1. Introduzione
Con il termine autonomia negoziale ci si riferisce al potere costituzionalmente riconosciuto a soggetti giuridici di intrattenere rapporti vincolanti.
Si tratta di un diritto che tradizionalmente regola i rapporti tra soggetti privati ai quali è riconosciuta la facoltà di scegliere se, come, quando in che modo e con chi stipulare un determinato accordo giuridico con i relativi effetti che da questo derivano.
Dunque, si riconosce, in questo senso, alle parti, ampia libertà con riferimento all’apposizione di clausole, nei limiti di quanto consentito dalla legge.
2. Autonomia negoziale tra pp.aa.
Nel diritto amministrativo, l’autonomia negoziale delle pp.aa. è ormai pacificamente ammessa attraverso il richiamo all’art. 1 co. 1 bis L. n. 241/1990. In questo senso, si fa riferimento, infatti, all’attività iure privatorum della p.a., opposta a quella iure imperii (quest’ultima riferita all’esercizio di poteri autoritativi).
In questi termini, quindi, il legislatore riconosce alle pp.aa. il potere di stipulare accordi giuridicamente vincolanti.
Così ricostruita l’autonomia negoziale, è necessario chiedersi quali siano i limiti alla stessa; in altri termini è necessario analizzare fino a che punto questa può espandersi.
Questo perché, nonostante il richiamo dell’art. 1 co. 1 bis L. n. 241/1990, la p.a. non può mai essere equiparata ad un soggetto privato, in quanto la stessa è sempre tenuta, sia che agisca iure imperii sia che agisca iure privatorum, al rispetto dei principi scolpiti dall’art. 1 co. 1 bis L. n. 241/1990 e ai principi non scritti.
In primo luogo, ci si è chiesti se possa essere riconosciuta la facoltà alla p.a. di stipulare contratti atipici con soggetti privati.
La risposta è affermativa, dovendosi ritenere superato l’orientamento tradizionale, saldamente ancorato al principio di legalità. Va precisato che tali contratti dovranno comunque essere sottoposti al giudizio di meritevolezza ex art. 1322 co. 2 c.c.
Un secondo quesito si è posto con riferimento alla possibilità di agire iure privatorum tra più pp.aa.
Anche in questo caso la risposta non può che essere positiva, alla luce di quanto previsto ex art. 15 L. n. 241/1990.
Tale disposizione normativa riconosce al co. 1, infatti, la possibilità alle pubbliche amministrazioni di concludere tra loro “accordi per disciplinare lo svolgimento di attività di interesse comune”.

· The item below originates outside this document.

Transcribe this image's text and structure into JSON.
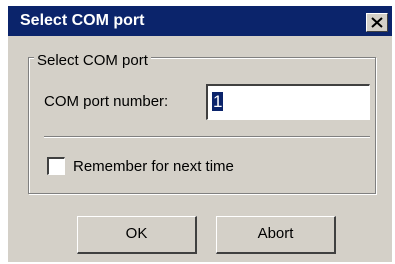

Il successivo co. 2 ne individua poi la disciplina, tramite il richiamo all’art. 11 rubricato “accordi integrativi e sostitutivi del provvedimento”, facendo espresso riferimento ai soli commi 2 e 3 dello stesso art. 11 su citato.
Dal combinato disposto di tali riferimenti normatici emerge quindi che le pp.aa. debbano redigere l’accordo in forma scritta a pena di nullità, salvo che la legge disponga altrimenti e che gli stessi sono soggetti ai controlli previsti in materia di emanazione di provvedimenti.
Il co. 2 riconosce, altresì, ove non diversamente previsto, l’applicabilità delle norme civilistiche in materia di contratti e obbligazioni.
3. Il mancato richiamo del co. 4 ex art. 11 L. n. 241/1990
Da quanto fin qui esposto, è possibile notare il mancato richiamo al co. 4 dell’art. 11, che disciplina il recesso unilaterale da parte della p.a. in caso di sopravvenuti motivi di interesse generale.
Proprio tale mancato richiamo, ha quindi fatto sorgere il dubbio circa la possibilità per le pp.aa., nell’ambito di rapporti reciproci, di poter apporre ai contratti la clausola di recesso.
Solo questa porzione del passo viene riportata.